Non è la prima volta, negli ultimi mesi, che il suo nome riemerge in contesti inattesi: basti pensare all’apparizione iconica accanto a Fred again.. in un live set che ha riacceso l’attenzione sulla sua presenza scenica e sulla sua capacità di abitare l’elettronica come spazio fluido, più che come genere.
“Mirage” segue in qualche modo “Mythologies” il suo primo album da solista orchestrale.
“Mirage” nato come partitura per un balletto firmato da Damien Jalet e Kōhei Nawa, presentato a Ginevra nella primavera 2025, si emancipa come opera autonoma, in uscita il 5 giugno per Erato Records.

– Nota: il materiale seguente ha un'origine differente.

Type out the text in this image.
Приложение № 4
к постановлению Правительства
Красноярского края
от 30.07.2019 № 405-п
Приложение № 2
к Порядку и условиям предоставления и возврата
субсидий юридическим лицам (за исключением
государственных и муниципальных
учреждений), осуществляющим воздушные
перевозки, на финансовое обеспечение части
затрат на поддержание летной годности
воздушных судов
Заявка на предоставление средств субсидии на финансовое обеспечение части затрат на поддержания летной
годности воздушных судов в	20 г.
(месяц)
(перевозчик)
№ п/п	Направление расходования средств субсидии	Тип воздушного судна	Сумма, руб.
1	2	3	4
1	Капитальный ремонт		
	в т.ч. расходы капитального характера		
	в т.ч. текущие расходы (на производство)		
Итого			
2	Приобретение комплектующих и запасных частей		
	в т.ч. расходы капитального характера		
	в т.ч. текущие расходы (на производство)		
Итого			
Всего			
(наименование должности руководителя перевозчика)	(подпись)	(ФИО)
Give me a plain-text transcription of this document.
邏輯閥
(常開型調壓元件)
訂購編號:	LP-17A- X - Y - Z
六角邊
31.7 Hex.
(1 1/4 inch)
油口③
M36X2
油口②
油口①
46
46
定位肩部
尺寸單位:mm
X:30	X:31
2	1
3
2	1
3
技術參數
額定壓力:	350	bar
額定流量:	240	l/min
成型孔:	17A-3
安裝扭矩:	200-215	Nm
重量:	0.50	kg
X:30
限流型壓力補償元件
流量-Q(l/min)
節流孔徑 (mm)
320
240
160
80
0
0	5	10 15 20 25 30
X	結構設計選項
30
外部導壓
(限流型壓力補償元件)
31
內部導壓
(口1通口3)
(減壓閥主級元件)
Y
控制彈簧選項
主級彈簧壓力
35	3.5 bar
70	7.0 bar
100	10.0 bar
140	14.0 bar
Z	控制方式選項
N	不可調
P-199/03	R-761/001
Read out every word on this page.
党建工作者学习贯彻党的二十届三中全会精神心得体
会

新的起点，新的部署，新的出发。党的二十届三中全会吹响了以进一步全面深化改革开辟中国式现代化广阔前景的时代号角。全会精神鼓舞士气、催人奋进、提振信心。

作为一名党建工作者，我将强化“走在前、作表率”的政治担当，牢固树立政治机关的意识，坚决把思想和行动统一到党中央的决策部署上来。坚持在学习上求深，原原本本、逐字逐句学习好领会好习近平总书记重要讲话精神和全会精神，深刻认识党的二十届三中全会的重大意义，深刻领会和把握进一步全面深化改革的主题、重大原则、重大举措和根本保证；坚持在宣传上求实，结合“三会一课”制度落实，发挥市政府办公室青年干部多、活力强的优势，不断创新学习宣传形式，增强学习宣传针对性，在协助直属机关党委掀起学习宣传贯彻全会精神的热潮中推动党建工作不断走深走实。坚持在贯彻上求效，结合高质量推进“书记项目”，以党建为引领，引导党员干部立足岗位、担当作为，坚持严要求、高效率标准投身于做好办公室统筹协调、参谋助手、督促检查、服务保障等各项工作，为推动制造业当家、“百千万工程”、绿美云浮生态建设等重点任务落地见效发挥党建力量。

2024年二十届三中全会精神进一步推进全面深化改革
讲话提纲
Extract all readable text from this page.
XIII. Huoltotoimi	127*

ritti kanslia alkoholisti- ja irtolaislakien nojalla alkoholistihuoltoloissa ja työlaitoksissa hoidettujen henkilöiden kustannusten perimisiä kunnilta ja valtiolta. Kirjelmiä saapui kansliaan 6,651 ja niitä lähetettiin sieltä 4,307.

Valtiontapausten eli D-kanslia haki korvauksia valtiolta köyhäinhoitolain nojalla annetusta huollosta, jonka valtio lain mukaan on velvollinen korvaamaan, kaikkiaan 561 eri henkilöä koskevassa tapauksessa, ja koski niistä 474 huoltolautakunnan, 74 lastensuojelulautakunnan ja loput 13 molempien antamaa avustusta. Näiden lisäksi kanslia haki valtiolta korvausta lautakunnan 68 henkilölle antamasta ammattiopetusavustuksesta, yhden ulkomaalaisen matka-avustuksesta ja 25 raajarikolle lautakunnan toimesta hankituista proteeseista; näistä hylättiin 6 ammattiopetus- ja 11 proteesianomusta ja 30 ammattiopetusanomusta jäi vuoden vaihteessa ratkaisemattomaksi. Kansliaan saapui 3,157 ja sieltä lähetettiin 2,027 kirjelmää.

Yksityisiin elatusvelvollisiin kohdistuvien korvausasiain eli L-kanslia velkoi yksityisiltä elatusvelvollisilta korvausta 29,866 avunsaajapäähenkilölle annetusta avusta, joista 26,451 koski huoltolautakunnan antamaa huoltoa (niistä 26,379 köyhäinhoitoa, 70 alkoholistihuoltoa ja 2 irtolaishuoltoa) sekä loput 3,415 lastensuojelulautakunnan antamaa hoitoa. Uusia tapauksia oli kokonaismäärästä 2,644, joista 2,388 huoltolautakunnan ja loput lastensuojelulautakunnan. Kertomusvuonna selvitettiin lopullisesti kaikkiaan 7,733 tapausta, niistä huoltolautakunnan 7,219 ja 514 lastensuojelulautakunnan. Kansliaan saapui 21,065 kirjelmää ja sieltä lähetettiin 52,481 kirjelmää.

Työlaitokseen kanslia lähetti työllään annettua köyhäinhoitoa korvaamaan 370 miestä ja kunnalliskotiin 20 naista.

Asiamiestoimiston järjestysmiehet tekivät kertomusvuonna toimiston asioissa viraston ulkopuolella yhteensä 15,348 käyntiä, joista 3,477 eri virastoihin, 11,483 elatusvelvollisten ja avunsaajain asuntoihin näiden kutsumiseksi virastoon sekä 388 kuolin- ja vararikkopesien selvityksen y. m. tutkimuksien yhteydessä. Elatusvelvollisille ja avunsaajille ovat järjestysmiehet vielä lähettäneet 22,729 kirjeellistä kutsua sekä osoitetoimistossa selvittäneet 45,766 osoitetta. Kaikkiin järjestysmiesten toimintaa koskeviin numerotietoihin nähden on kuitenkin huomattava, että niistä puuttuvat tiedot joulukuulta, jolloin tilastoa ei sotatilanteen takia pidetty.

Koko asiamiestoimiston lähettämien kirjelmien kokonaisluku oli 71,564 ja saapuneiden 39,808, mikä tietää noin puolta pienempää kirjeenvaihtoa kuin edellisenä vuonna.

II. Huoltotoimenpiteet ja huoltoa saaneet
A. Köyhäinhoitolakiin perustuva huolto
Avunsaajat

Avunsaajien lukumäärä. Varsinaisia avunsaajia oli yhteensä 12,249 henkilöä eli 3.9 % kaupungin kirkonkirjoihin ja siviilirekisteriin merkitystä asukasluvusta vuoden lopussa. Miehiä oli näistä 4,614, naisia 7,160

Otto movimenti che rinunciano alla pulsazione immediata per costruire una drammaturgia del suono più sottile: droni profondi, increspature melodiche, un’elettronica che respira e si dilata come materia viva. Più installazione che intrattenimento, più rito che release.
Il gesto più radicale resta il processo: niente programmazione canonica, nessuna banca sonora. Bangalter disegna le onde su una tavoletta grafica, traducendo il segno in vibrazione. Un approccio quasi calligrafico, che sposta l’elettronica verso una dimensione fisica, tattile.